Jason Thompson, director of diversity and inclusion at the committee, said progress has been made in fielding a more diverse team but more needs to be done to recruit athletes across racial and ethnic groups.

“I think we’re not where we want to be,” he said, “but it’s a huge jump to show that winter sports are for everybody.”

The sports that have seen the biggest increase in racial diversity are those drawing crossover athletes — those talented in one sport who adapt to a new one.

“Sometimes it’s just that they haven’t been introduced to the sport,” Thompson said. Many bobsled athletes, for example, are former elite track sprinters.

This year’s delegation includes Erin Jackson, the first African-American woman to qualify for the U.S. long-track speedskating team, and Jordan Greenway, the first black hockey player on the men’s team.

Biney, an effervescent 17-year-old and the first African-American woman to compete for the United States in speedskating at the Winter Olympics, has quickly become a social media darling.

She was born in Ghana and moved to the United States at age 5. She learned how to skate soon after, but her coach told her father she was too fast for figure skating. So she enrolled in speedskating.

“I think it hit, I think it finally hit,” Biney said at the opening ceremony. “I’m actually here at the Olympic Games. Holy cow. It’s awesome.”

On Jan. 3, Biney tweeted her thanks to “the real MVP,” Shani Davis, who is competing in his fifth Olympics. In 2006, at the Turin Olympics, Davis became the first African-American to win an individual gold medal at the Winter Games.

In her Twitter post, Biney said of Davis: “You’ve inspired me and paved the way as the first African-American speed skater to make an Olympic team.”

Davis has been in conflict with the USOC after it used a coin flip to decide which athlete out of two finalists would carry the American flag in the opening ceremony.

The committee, he said in a Twitter post last week, “dishonorably tossed a coin to decide its 2018 flag bearer.”

“No problem,” he added. “I can wait until 2022. #BlackHistoryMonth2018 #PyeongChang2018”

Davis has not commented since, and has made his Twitter account private, leaving others to interpret what he meant by the Black History Month reference.
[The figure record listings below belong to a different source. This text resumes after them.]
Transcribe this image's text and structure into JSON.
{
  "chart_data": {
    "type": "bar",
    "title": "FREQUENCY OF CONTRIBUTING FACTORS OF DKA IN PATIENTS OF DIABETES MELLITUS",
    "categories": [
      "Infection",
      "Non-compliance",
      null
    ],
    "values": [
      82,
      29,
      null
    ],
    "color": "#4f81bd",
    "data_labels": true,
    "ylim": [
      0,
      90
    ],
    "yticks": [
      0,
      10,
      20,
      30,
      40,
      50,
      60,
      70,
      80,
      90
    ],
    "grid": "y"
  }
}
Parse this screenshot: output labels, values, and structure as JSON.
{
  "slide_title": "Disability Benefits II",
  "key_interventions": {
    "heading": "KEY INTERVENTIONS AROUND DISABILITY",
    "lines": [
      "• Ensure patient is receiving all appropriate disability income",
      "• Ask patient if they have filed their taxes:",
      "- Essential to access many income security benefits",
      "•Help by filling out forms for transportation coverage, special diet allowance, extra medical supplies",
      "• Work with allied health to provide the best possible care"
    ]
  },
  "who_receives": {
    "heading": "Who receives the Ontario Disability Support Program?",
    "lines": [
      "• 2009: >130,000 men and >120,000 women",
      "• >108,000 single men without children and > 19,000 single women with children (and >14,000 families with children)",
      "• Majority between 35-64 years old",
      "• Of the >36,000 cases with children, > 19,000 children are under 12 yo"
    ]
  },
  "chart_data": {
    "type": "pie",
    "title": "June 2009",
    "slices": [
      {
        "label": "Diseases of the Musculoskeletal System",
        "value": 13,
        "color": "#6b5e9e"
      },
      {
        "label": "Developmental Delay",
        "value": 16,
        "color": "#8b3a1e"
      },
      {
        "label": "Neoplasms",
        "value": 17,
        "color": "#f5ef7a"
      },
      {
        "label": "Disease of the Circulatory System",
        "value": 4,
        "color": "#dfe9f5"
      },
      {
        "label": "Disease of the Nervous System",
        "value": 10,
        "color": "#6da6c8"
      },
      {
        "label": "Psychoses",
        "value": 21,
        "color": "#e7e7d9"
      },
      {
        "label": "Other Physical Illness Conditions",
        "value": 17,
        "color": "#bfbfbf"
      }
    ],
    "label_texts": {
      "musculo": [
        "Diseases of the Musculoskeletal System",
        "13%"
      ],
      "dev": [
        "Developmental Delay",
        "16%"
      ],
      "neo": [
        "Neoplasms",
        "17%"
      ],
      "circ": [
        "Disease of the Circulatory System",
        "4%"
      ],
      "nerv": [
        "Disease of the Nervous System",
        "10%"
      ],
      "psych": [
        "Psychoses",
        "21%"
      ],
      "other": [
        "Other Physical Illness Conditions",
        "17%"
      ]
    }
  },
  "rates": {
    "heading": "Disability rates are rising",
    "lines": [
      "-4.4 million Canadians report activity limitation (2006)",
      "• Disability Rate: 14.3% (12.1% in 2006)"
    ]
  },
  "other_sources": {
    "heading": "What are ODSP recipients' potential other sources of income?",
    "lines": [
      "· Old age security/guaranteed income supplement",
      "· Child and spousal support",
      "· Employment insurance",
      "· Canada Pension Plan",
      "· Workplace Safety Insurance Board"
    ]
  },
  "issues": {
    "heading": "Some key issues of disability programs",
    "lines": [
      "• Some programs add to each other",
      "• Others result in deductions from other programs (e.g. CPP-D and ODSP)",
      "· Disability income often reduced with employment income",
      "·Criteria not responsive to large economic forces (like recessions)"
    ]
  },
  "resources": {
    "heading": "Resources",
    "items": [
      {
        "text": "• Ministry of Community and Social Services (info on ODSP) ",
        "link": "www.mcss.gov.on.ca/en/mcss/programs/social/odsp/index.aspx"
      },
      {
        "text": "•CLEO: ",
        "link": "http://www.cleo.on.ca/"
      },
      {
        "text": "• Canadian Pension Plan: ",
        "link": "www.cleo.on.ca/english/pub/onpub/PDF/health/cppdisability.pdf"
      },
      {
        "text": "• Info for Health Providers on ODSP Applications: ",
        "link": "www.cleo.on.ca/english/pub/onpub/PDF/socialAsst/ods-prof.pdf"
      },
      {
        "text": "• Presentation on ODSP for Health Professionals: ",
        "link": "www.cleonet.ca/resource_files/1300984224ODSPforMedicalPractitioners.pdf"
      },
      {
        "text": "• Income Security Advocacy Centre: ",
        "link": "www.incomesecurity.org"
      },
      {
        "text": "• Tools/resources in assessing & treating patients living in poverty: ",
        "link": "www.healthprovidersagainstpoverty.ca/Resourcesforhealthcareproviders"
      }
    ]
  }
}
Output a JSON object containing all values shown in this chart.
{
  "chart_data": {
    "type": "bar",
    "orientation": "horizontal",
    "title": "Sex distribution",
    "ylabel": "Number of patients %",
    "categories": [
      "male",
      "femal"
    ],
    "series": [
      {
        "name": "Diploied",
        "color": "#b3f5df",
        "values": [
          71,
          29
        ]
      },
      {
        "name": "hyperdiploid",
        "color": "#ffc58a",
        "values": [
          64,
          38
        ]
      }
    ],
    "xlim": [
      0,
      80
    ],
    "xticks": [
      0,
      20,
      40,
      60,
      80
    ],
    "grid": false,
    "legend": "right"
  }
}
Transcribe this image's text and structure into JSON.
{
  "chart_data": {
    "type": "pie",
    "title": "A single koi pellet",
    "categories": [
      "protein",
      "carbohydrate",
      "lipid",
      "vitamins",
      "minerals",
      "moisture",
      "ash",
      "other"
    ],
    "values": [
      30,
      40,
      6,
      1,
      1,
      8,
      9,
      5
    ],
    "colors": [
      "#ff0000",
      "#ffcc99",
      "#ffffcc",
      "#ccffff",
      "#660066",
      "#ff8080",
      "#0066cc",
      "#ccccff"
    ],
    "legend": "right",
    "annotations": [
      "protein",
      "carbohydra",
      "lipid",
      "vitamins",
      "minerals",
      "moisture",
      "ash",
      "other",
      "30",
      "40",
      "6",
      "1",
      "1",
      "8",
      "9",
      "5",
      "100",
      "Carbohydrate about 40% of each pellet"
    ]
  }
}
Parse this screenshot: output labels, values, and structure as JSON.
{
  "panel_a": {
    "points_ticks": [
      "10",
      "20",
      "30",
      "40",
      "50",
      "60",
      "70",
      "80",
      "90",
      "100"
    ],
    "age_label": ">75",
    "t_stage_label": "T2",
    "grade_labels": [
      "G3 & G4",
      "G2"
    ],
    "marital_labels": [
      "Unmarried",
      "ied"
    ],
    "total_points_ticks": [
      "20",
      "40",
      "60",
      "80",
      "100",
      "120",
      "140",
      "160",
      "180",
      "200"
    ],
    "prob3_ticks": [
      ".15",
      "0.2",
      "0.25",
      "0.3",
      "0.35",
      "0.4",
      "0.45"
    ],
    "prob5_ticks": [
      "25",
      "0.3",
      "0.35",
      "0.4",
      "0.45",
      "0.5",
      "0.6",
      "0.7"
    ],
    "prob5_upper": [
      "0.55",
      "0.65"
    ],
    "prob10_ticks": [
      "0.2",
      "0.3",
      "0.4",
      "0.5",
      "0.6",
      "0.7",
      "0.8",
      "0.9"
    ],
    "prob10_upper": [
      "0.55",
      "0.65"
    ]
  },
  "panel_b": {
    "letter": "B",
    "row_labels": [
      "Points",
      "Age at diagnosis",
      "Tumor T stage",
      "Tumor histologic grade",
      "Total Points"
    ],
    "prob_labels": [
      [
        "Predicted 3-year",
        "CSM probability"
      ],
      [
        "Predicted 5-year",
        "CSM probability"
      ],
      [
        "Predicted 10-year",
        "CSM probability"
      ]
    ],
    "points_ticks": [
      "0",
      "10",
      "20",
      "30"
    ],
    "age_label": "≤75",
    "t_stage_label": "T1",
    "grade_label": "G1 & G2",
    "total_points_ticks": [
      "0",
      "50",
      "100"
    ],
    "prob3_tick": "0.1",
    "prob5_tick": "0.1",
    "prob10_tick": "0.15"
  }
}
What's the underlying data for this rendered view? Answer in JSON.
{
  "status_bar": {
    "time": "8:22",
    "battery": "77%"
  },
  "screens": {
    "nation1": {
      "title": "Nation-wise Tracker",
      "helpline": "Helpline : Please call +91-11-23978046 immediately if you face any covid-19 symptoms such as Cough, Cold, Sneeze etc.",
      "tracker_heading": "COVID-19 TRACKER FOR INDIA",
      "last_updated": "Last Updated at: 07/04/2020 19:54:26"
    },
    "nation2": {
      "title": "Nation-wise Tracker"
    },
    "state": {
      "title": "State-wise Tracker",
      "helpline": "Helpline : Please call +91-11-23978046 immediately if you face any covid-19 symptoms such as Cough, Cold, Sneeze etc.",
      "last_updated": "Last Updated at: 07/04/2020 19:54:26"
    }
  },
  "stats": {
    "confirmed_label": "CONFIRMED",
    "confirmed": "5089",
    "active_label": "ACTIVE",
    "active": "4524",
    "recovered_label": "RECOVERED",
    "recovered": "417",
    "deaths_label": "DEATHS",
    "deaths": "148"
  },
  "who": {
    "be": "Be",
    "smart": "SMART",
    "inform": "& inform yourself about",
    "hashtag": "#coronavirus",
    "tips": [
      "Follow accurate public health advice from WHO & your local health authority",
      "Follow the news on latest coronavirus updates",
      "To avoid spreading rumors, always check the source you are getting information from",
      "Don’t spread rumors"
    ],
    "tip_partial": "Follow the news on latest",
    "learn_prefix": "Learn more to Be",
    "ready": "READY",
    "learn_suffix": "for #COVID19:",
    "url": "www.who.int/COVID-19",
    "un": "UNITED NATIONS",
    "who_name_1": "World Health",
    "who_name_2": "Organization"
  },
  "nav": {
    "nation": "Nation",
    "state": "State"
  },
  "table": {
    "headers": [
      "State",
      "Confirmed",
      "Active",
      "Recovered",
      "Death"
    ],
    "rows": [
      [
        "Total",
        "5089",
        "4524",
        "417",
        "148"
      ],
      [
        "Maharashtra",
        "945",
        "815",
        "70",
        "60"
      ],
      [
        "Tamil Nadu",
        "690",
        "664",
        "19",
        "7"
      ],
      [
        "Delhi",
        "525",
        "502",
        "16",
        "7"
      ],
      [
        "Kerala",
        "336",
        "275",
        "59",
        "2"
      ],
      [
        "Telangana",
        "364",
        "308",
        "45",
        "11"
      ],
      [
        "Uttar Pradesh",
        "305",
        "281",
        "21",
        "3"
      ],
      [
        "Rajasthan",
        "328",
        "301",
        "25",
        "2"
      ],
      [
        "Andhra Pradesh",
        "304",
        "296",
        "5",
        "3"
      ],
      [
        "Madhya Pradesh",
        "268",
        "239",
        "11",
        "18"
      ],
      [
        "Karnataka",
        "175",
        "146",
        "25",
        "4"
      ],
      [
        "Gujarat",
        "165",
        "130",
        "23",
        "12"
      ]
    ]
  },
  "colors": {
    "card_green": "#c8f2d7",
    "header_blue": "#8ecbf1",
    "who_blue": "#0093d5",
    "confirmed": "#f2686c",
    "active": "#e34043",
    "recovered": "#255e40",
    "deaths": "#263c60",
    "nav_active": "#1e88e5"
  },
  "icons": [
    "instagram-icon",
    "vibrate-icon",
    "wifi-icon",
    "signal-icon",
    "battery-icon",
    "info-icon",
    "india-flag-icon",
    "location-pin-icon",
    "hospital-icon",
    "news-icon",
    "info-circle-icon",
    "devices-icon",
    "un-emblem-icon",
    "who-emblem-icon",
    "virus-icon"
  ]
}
If Biney is feeling the pressure of paving the way for the next generation of African-American women entering the sport, she is taking it with stride. She was full of laughter Saturday shortly after securing her spot in the final 16 in the 500 meters. “I’m just ready to get out there on Tuesday and let it rip,” she said.

Thirteen athletes from eight African nations will be competing in South Korea, the largest representation of athletes from African nations in any Winter Games. There has yet to be a Winter Olympics medal awarded to any athlete representing an African nation.

The Nigerian bobsled team has high, perhaps sky high, expectations to change that.

They make up the first African nation to compete in bobsled at the Olympics, and, win or lose, they said that they hope to make a lasting impression.

“This could be something that would be really cool, something that we give back, something that people could just be proud of and we could be just kind of low key, get it done, and we could just live in that legacy,” Seun Adigun, the captain and driver of the team, said in Pyeongchang. “Or, people would get really, really excited, and then we’d have to figure out how to manage life that way.”

They already are celebrities in the athletes’ village.

Yet they did not get to the games easily.

Just the cost of equipment and travel can quickly overwhelm an athlete reaching for qualification. And for nations without Olympic delegations, much of the work that normally falls on organizing bodies instead falls on the athletes.

Nigeria had no bobsled federation until the women on the team created one.

Adigun raised $150,000 on GoFundMe, a crowdsourcing website, to help fund her team’s training and gear.

The team is now featured in Beats by Dre ads and is a part of Team Visa promotions.

They, along with the team from Jamaica, will take their first Olympic run Feb. 20.